On the New York Mercantile Exchange, WTI crude for May delivery traded in a broad range between $35.59 and $37.20 a barrel, before settling at $35.59, down 1.06 or 2.88% on the session. The front month contract for U.S. crude has closed lower in three straight sessions and five of the last seven. Last Friday, WTI crude tumbled more than 4% after officials from Saudi Arabia sent strong hints that it will resist any comprehensive agreement to freeze their production, unless Iran is part of the deal.
On the Intercontinental Exchange (ICE), brent crude for June delivery wavered between $37.61 and $38.92 a barrel, before closing at $37.76, down 0.91 or 2.35% on the trading day. North Brent Sea futures have closed lower in each of the last two sessions and six of the last eight.
Despite the recent downturn, both the international and U.S. domestic benchmarks of crude are up by more than 18% since falling to multi-year lows in mid-February.
On Monday, though, U.S. crude futures declined further after analysts at BNP Paribas suggested it "wouldn't be unreasonable," for oil prices to revisit 13-year lows earlier this year when WTI crude slumped to $26.05 a barrel on February 11. The prospect for continual gains in global inventories prompted the call, as stockpiles appear on pace for a 10th consecutive period of quarterly increases.
Last week, oil prices fell sharply after Saudi Arabia crown prince Mohammed Bin Salman asserted that the kingdom will resist any agreement to cap its output unless the pact is also signed by their Iranian rivals. Previously, Saudi Arabia, Russia and two other OPEC members were expected to freeze production at their respective January levels when the nations meet at a closely-watched meeting on April 17 in Doha. A freeze of Russian production could also be largely ineffective given that output in Russia reportedly remains near record-highs, above 11 million barrels per day.
Iran is hesitant to take part in any deal forcing it to limit production, as the Persian Gulf nation returns to global markets for the first time in nearly a decade.
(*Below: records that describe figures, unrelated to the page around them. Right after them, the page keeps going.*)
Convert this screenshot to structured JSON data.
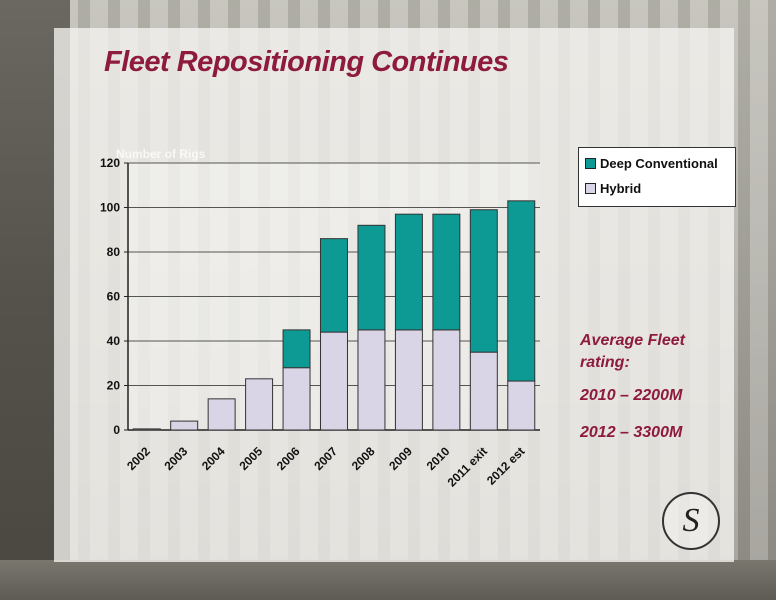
{
  "slide": {
    "title": "Fleet Repositioning Continues",
    "y_axis_label": "Number of Rigs",
    "callout_heading": "Average Fleet rating:",
    "callout_lines": [
      "2010 – 2200M",
      "2012 – 3300M"
    ],
    "logo_glyph": "S",
    "colors": {
      "title": "#8e1a3e",
      "deep": "#0e9a94",
      "hybrid": "#d9d5e6"
    }
  },
  "chart_data": {
    "type": "bar",
    "stacked": true,
    "categories": [
      "2002",
      "2003",
      "2004",
      "2005",
      "2006",
      "2007",
      "2008",
      "2009",
      "2010",
      "2011 exit",
      "2012 est"
    ],
    "series": [
      {
        "name": "Hybrid",
        "values": [
          0.5,
          4,
          14,
          23,
          28,
          44,
          45,
          45,
          45,
          35,
          22
        ]
      },
      {
        "name": "Deep Conventional",
        "values": [
          0,
          0,
          0,
          0,
          17,
          42,
          47,
          52,
          52,
          64,
          81
        ]
      }
    ],
    "yticks": [
      0,
      20,
      40,
      60,
      80,
      100,
      120
    ],
    "ylim": [
      0,
      120
    ],
    "ylabel": "Number of Rigs",
    "legend": "top-right",
    "grid": true
  }
}
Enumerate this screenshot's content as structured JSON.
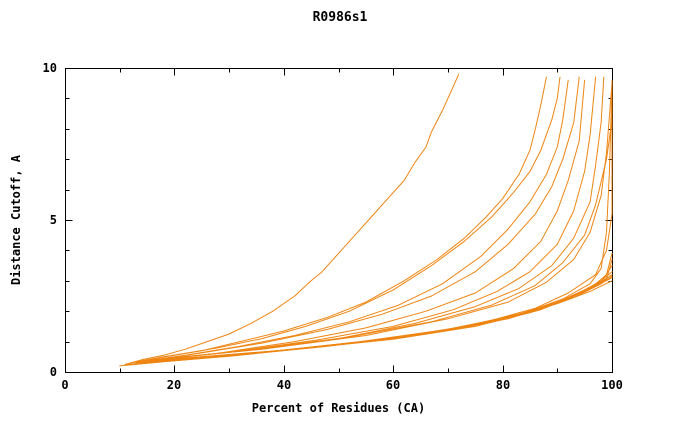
{
  "chart_data": {
    "type": "line",
    "title": "R0986s1",
    "xlabel": "Percent of Residues (CA)",
    "ylabel": "Distance Cutoff, A",
    "xlim": [
      0,
      100
    ],
    "ylim": [
      0,
      10
    ],
    "x_ticks": [
      0,
      20,
      40,
      60,
      80,
      100
    ],
    "y_ticks": [
      0,
      5,
      10
    ],
    "x_minor_ticks": [
      10,
      30,
      50,
      70,
      90
    ],
    "y_minor_ticks": [
      1,
      2,
      3,
      4,
      6,
      7,
      8,
      9
    ],
    "grid": false,
    "legend": "none",
    "line_color": "#ee8512",
    "frame_color": "#000000",
    "series": [
      [
        [
          11,
          0.25
        ],
        [
          14,
          0.4
        ],
        [
          18,
          0.55
        ],
        [
          22,
          0.75
        ],
        [
          26,
          1.0
        ],
        [
          30,
          1.25
        ],
        [
          34,
          1.6
        ],
        [
          38,
          2.0
        ],
        [
          42,
          2.5
        ],
        [
          45,
          3.0
        ],
        [
          47,
          3.3
        ],
        [
          50,
          3.9
        ],
        [
          53,
          4.5
        ],
        [
          56,
          5.1
        ],
        [
          59,
          5.7
        ],
        [
          62,
          6.3
        ],
        [
          64,
          6.9
        ],
        [
          66,
          7.4
        ],
        [
          67,
          7.9
        ],
        [
          69,
          8.6
        ],
        [
          70,
          9.0
        ],
        [
          71,
          9.4
        ],
        [
          72,
          9.8
        ]
      ],
      [
        [
          12,
          0.3
        ],
        [
          18,
          0.5
        ],
        [
          25,
          0.7
        ],
        [
          32,
          1.0
        ],
        [
          40,
          1.35
        ],
        [
          48,
          1.8
        ],
        [
          55,
          2.3
        ],
        [
          62,
          3.0
        ],
        [
          68,
          3.7
        ],
        [
          73,
          4.4
        ],
        [
          77,
          5.1
        ],
        [
          80,
          5.7
        ],
        [
          83,
          6.5
        ],
        [
          85,
          7.3
        ],
        [
          86,
          8.0
        ],
        [
          87,
          8.8
        ],
        [
          88,
          9.7
        ]
      ],
      [
        [
          12,
          0.3
        ],
        [
          20,
          0.55
        ],
        [
          28,
          0.8
        ],
        [
          36,
          1.1
        ],
        [
          44,
          1.5
        ],
        [
          52,
          2.0
        ],
        [
          60,
          2.7
        ],
        [
          67,
          3.5
        ],
        [
          73,
          4.3
        ],
        [
          78,
          5.1
        ],
        [
          82,
          5.9
        ],
        [
          85,
          6.6
        ],
        [
          87,
          7.3
        ],
        [
          89,
          8.3
        ],
        [
          90,
          9.0
        ],
        [
          90.5,
          9.7
        ]
      ],
      [
        [
          13,
          0.3
        ],
        [
          22,
          0.55
        ],
        [
          32,
          0.85
        ],
        [
          42,
          1.2
        ],
        [
          52,
          1.65
        ],
        [
          61,
          2.2
        ],
        [
          69,
          2.9
        ],
        [
          76,
          3.8
        ],
        [
          81,
          4.7
        ],
        [
          85,
          5.6
        ],
        [
          88,
          6.5
        ],
        [
          90,
          7.4
        ],
        [
          91,
          8.3
        ],
        [
          92,
          9.6
        ]
      ],
      [
        [
          13,
          0.32
        ],
        [
          24,
          0.6
        ],
        [
          36,
          0.95
        ],
        [
          48,
          1.4
        ],
        [
          58,
          1.9
        ],
        [
          67,
          2.5
        ],
        [
          75,
          3.3
        ],
        [
          81,
          4.2
        ],
        [
          86,
          5.2
        ],
        [
          89,
          6.1
        ],
        [
          91,
          7.0
        ],
        [
          93,
          8.2
        ],
        [
          94,
          9.7
        ]
      ],
      [
        [
          14,
          0.33
        ],
        [
          28,
          0.62
        ],
        [
          42,
          1.0
        ],
        [
          55,
          1.45
        ],
        [
          66,
          2.0
        ],
        [
          75,
          2.6
        ],
        [
          82,
          3.4
        ],
        [
          87,
          4.3
        ],
        [
          90,
          5.3
        ],
        [
          92,
          6.3
        ],
        [
          94,
          7.6
        ],
        [
          95,
          9.6
        ]
      ],
      [
        [
          14,
          0.35
        ],
        [
          30,
          0.65
        ],
        [
          46,
          1.05
        ],
        [
          60,
          1.5
        ],
        [
          71,
          2.05
        ],
        [
          79,
          2.65
        ],
        [
          85,
          3.3
        ],
        [
          90,
          4.2
        ],
        [
          93,
          5.3
        ],
        [
          95,
          6.6
        ],
        [
          96,
          7.8
        ],
        [
          97,
          9.7
        ]
      ],
      [
        [
          15,
          0.35
        ],
        [
          32,
          0.7
        ],
        [
          50,
          1.1
        ],
        [
          64,
          1.6
        ],
        [
          75,
          2.15
        ],
        [
          83,
          2.75
        ],
        [
          89,
          3.5
        ],
        [
          93,
          4.4
        ],
        [
          96,
          5.6
        ],
        [
          97,
          6.8
        ],
        [
          98,
          8.2
        ],
        [
          98.5,
          9.7
        ]
      ],
      [
        [
          15,
          0.38
        ],
        [
          34,
          0.72
        ],
        [
          52,
          1.15
        ],
        [
          67,
          1.65
        ],
        [
          78,
          2.2
        ],
        [
          86,
          2.85
        ],
        [
          91,
          3.6
        ],
        [
          95,
          4.5
        ],
        [
          97,
          5.5
        ],
        [
          99,
          7.0
        ],
        [
          100,
          8.3
        ],
        [
          100,
          9.6
        ]
      ],
      [
        [
          16,
          0.4
        ],
        [
          36,
          0.75
        ],
        [
          55,
          1.2
        ],
        [
          70,
          1.75
        ],
        [
          81,
          2.3
        ],
        [
          88,
          2.95
        ],
        [
          93,
          3.7
        ],
        [
          96,
          4.6
        ],
        [
          98,
          5.8
        ],
        [
          99,
          7.2
        ],
        [
          100,
          9.5
        ]
      ],
      [
        [
          11,
          0.22
        ],
        [
          25,
          0.45
        ],
        [
          40,
          0.72
        ],
        [
          55,
          1.0
        ],
        [
          70,
          1.4
        ],
        [
          82,
          1.85
        ],
        [
          90,
          2.3
        ],
        [
          95,
          2.7
        ],
        [
          98,
          3.0
        ],
        [
          100,
          3.3
        ]
      ],
      [
        [
          11,
          0.24
        ],
        [
          28,
          0.5
        ],
        [
          45,
          0.8
        ],
        [
          60,
          1.1
        ],
        [
          74,
          1.5
        ],
        [
          85,
          1.95
        ],
        [
          92,
          2.4
        ],
        [
          97,
          2.85
        ],
        [
          100,
          3.2
        ]
      ],
      [
        [
          12,
          0.25
        ],
        [
          30,
          0.52
        ],
        [
          48,
          0.85
        ],
        [
          63,
          1.18
        ],
        [
          77,
          1.6
        ],
        [
          87,
          2.05
        ],
        [
          93,
          2.5
        ],
        [
          98,
          2.95
        ],
        [
          100,
          3.5
        ]
      ],
      [
        [
          12,
          0.26
        ],
        [
          32,
          0.56
        ],
        [
          50,
          0.9
        ],
        [
          66,
          1.25
        ],
        [
          79,
          1.68
        ],
        [
          88,
          2.15
        ],
        [
          94,
          2.6
        ],
        [
          99,
          3.05
        ],
        [
          100,
          3.7
        ]
      ],
      [
        [
          13,
          0.28
        ],
        [
          34,
          0.6
        ],
        [
          52,
          0.95
        ],
        [
          68,
          1.32
        ],
        [
          81,
          1.75
        ],
        [
          89,
          2.2
        ],
        [
          95,
          2.65
        ],
        [
          100,
          3.1
        ]
      ],
      [
        [
          10,
          0.2
        ],
        [
          22,
          0.42
        ],
        [
          38,
          0.68
        ],
        [
          54,
          0.98
        ],
        [
          69,
          1.35
        ],
        [
          81,
          1.8
        ],
        [
          90,
          2.25
        ],
        [
          96,
          2.65
        ],
        [
          100,
          3.0
        ]
      ],
      [
        [
          13,
          0.3
        ],
        [
          36,
          0.64
        ],
        [
          54,
          1.0
        ],
        [
          70,
          1.4
        ],
        [
          82,
          1.85
        ],
        [
          90,
          2.3
        ],
        [
          96,
          2.75
        ],
        [
          99,
          3.2
        ],
        [
          100,
          3.9
        ]
      ],
      [
        [
          14,
          0.32
        ],
        [
          38,
          0.68
        ],
        [
          58,
          1.05
        ],
        [
          73,
          1.5
        ],
        [
          84,
          1.95
        ],
        [
          91,
          2.4
        ],
        [
          96,
          2.9
        ],
        [
          98,
          3.4
        ],
        [
          99,
          4.6
        ],
        [
          99.5,
          6.5
        ],
        [
          100,
          9.4
        ]
      ],
      [
        [
          15,
          0.36
        ],
        [
          40,
          0.72
        ],
        [
          62,
          1.15
        ],
        [
          76,
          1.6
        ],
        [
          86,
          2.1
        ],
        [
          92,
          2.6
        ],
        [
          97,
          3.2
        ],
        [
          99,
          4.0
        ],
        [
          100,
          5.2
        ],
        [
          100,
          9.3
        ]
      ],
      [
        [
          11,
          0.23
        ],
        [
          26,
          0.48
        ],
        [
          44,
          0.78
        ],
        [
          60,
          1.08
        ],
        [
          75,
          1.5
        ],
        [
          86,
          2.0
        ],
        [
          93,
          2.45
        ],
        [
          98,
          2.9
        ],
        [
          100,
          3.15
        ]
      ]
    ]
  }
}
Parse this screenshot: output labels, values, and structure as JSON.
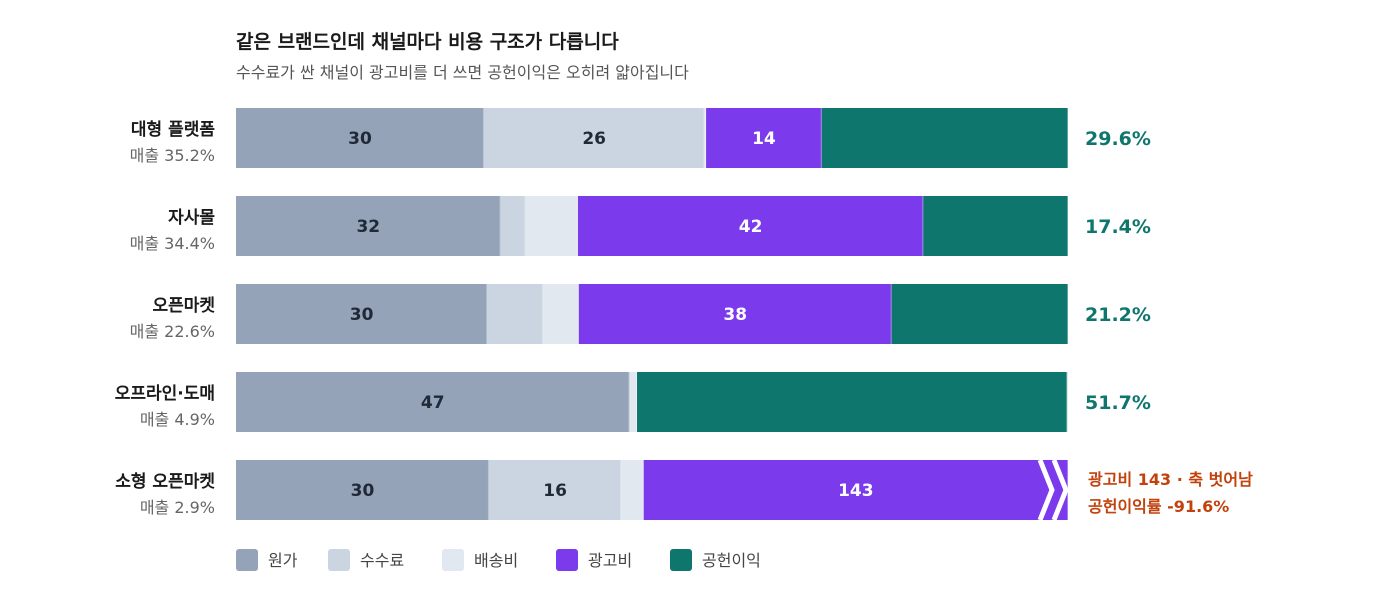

In March, Iran ramped up its production to 3.2 million bpd, less than two months after a host of Western Powers eased longstanding economic sanctions against the country following the completion of a comprehensive nuclear deal.
The U.S. Dollar Index, which measures the strength of the greenback versus a basket of six other major currencies, was relatively flat in U.S. afternoon trading at 94.49, down 0.10% on the session. The index remains near five-month lows.
Dollar-denominated commodities such as crude become more expensive for foreign purchasers when the dollar appreciates.